Rational & Irrational

Since $\cos2\theta = 2\cos^2\theta - 1$ , we must have $\cos^2\theta \in \mathbb{Q}$ if we want $n \ge 2$ . Since $\cos3\theta \; = \; 4\cos^3\theta - 3\cos\theta \; = \; (4\cos^2\theta - 3)\cos\theta$ we must have $\cos^2\theta = \tfrac34$ if we want $n \ge 3$ .

• If $\cos\theta = \tfrac12\sqrt{3}$ then $\theta \equiv \pm \tfrac16\pi \pmod{2\pi}$ , and so $\cos2\theta = \tfrac12$ , $\cos3\theta = 0$ , $\cos4\theta = -\tfrac12$ , but $\cos5\theta = -\tfrac12\sqrt{3}$ .

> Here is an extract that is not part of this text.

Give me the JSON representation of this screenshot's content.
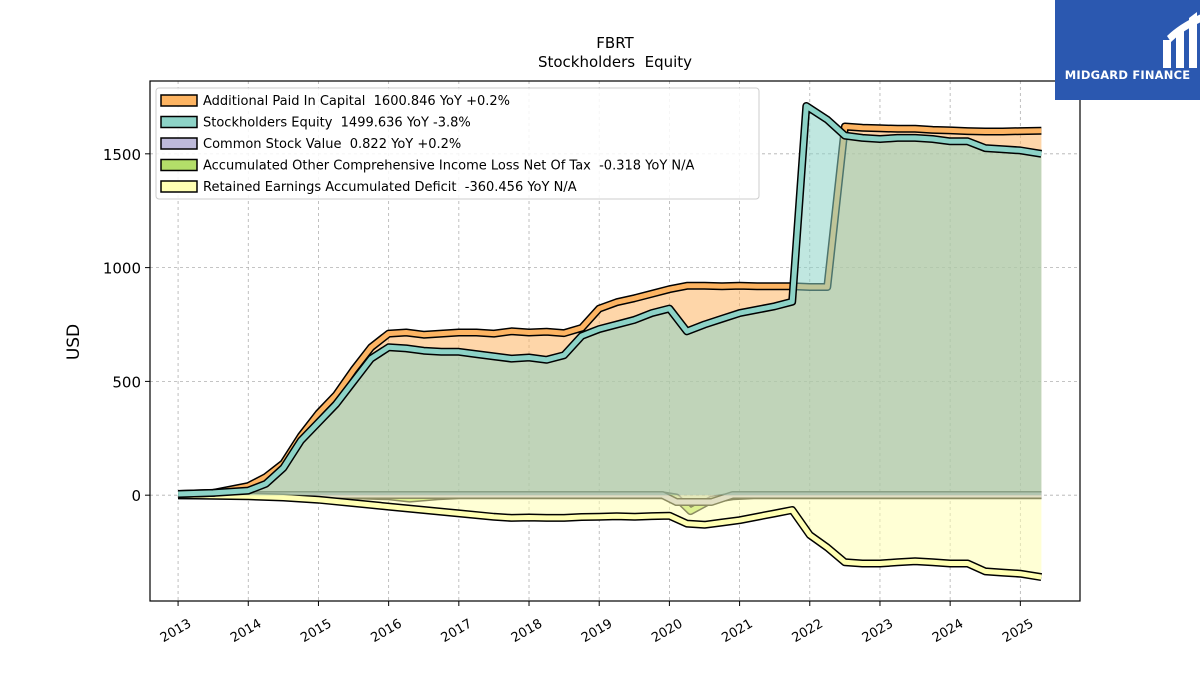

• If $\cos\theta = -\tfrac12\sqrt{3}$ then $\theta \equiv \pm\tfrac56\pi \pmod{2\pi}$ , and so $\cos2\theta = \tfrac12$ , $\cos3\theta = 0$ , $\cos4\theta = -\tfrac12$ and $\cos5\theta = \tfrac12\sqrt{3}$ .

Thus $n = \boxed{4}$ .

We can solve the problem in two parts. First we show that we can meet the conditions when n=4. As an example take $x=\frac{\pi}{6}$ . Then

$cos(x)=cos(\frac{\pi}{6})=\frac{\sqrt{3}}{2}\notin Q$ as required. And for n=2,3,4 the other conditions are met

$cos(2x)=cos(\frac{2\pi}{6})=\frac{1}{2}\in Q$

$cos(3x)=cos(\frac{3\pi}{6})=0\in Q$

$cos(4x)=cos(\frac{4\pi}{6})=-\frac{1}{2}\in Q$

Next we show that the conditions always fail when n=5. Using the well known addition formula it is not too hard to show that

$cos5x=2cos(4x)cos(x)-cos(3x) \dots(1)$

Now suppose we have managed to choose an x so that

$cos(x)\notin Q$

$cos(3x)\in Q$

$cos(4x)\in Q$

Then equation (1) shows that $cos(5x)=\text{rational}\times \text{irrational}-\text{rational}=\text{irrational}\notin Q$

And so the maximum value of n is $\boxed{\text{4}}$

'Tetchy bits and bobs'

One thing that could go wrong with this argument is that in (1) we might have $cos(4x)=0$ which would eliminate the irrational part of the RHS. However in this case we have $x=\frac{\pi}{8}$ in which case $cos(3x)=cos(\frac{3\pi}{8})=\frac{\sqrt{2-\sqrt{2}}}{2}\notin Q$ and we have already failed!